In the current issue of BMC Obesity, researchers from Utrecht and Amsterdam in the Netherlands describe the results of a survey of 800 Dutch GPs conducted in December 2012. According to the researchers, nearly 83 percent of the 307 GPs who responded to the survey believe that "weight management is part of their responsibility for providing care." However, a number of factors prevent many family physicians from taking an active role in advising their patients about attaining and maintaining a healthy weight.
One major factor making it less likely for a GP to refer a patient to a dietitian is the physician's own weight. The Dutch researchers found that obese or overweight GPs (those with a BMI equal to or greater than 25) were "significantly related to an 11.6 percent lower referral percentage for obesity management compared to those with a healthy weight." Simply put, overweight doctors don't feel comfortable pointing out their patients' weight problems. Additionally, these overweight physicians may not understand or appreciate the ability of a dietitian to help an individual resolve weight problems.
Additional reasons for not speaking to overweight or obese patients about weight management include "already talked about weight in the past" and "not having enough time," cited by 76.9 percent and 59.9 percent of respondents, respectively.

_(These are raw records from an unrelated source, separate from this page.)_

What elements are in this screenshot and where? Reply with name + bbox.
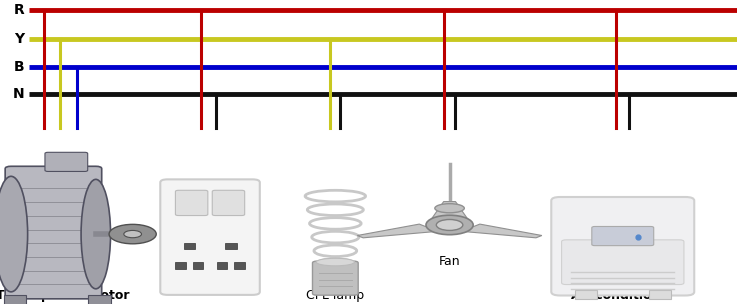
Bar — [575, 290, 597, 299]
Bar — [88, 295, 111, 304]
Bar — [175, 262, 186, 269]
Text: Fan: Fan — [439, 254, 461, 268]
FancyBboxPatch shape — [45, 152, 88, 171]
Circle shape — [436, 219, 463, 230]
Circle shape — [109, 224, 156, 244]
Text: B: B — [14, 60, 24, 74]
FancyBboxPatch shape — [592, 226, 654, 246]
FancyBboxPatch shape — [160, 179, 259, 295]
FancyBboxPatch shape — [551, 197, 694, 295]
Ellipse shape — [0, 176, 28, 292]
Circle shape — [426, 215, 473, 235]
FancyBboxPatch shape — [312, 261, 358, 295]
Text: R: R — [13, 3, 24, 17]
Ellipse shape — [316, 258, 354, 266]
Bar — [234, 262, 245, 269]
Text: Power
socket: Power socket — [190, 239, 230, 268]
Polygon shape — [461, 224, 542, 238]
FancyBboxPatch shape — [175, 190, 208, 216]
FancyBboxPatch shape — [562, 240, 684, 285]
Bar — [184, 243, 195, 249]
FancyBboxPatch shape — [212, 190, 245, 216]
Text: Y: Y — [14, 32, 24, 46]
Bar — [649, 290, 671, 299]
Polygon shape — [431, 202, 468, 219]
Text: Air conditioner: Air conditioner — [570, 289, 675, 302]
Ellipse shape — [435, 204, 464, 213]
Circle shape — [124, 230, 142, 238]
Text: Three phase motor: Three phase motor — [0, 289, 130, 302]
Polygon shape — [357, 224, 438, 238]
Text: CFL lamp: CFL lamp — [307, 289, 364, 302]
Bar — [4, 295, 26, 304]
Bar — [217, 262, 227, 269]
Ellipse shape — [81, 179, 111, 289]
Text: N: N — [13, 87, 24, 101]
Bar — [225, 243, 237, 249]
FancyBboxPatch shape — [5, 166, 102, 299]
Bar — [193, 262, 203, 269]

Although it is tempting to blame the patient for a lack of healthy weight management in situations in which the physician has already mentioned the importance of a healthy weight, it is important to note that GPs may not frame the issue properly when introducing it, thus limiting patients' chances for success. The Dutch researchers note that GPs surveyed report discussing patients' medication use, psychological and social problems, and environmental factors involved in weight gain only about one-fifth to one-third of the time.
The Dutch researchers highlight several opportunities for family physicians to help end the "globesity" epidemic. Chief among these opportunities are working with other medical practitioners, such as dietitians, to advise patients on attaining and maintaining a healthy weight; discussing weight management, including environmental and psychosocial factors involved, with patients who are early in their weight gain; and serving as "positive health role model[s] by having a healthy BMI themselves."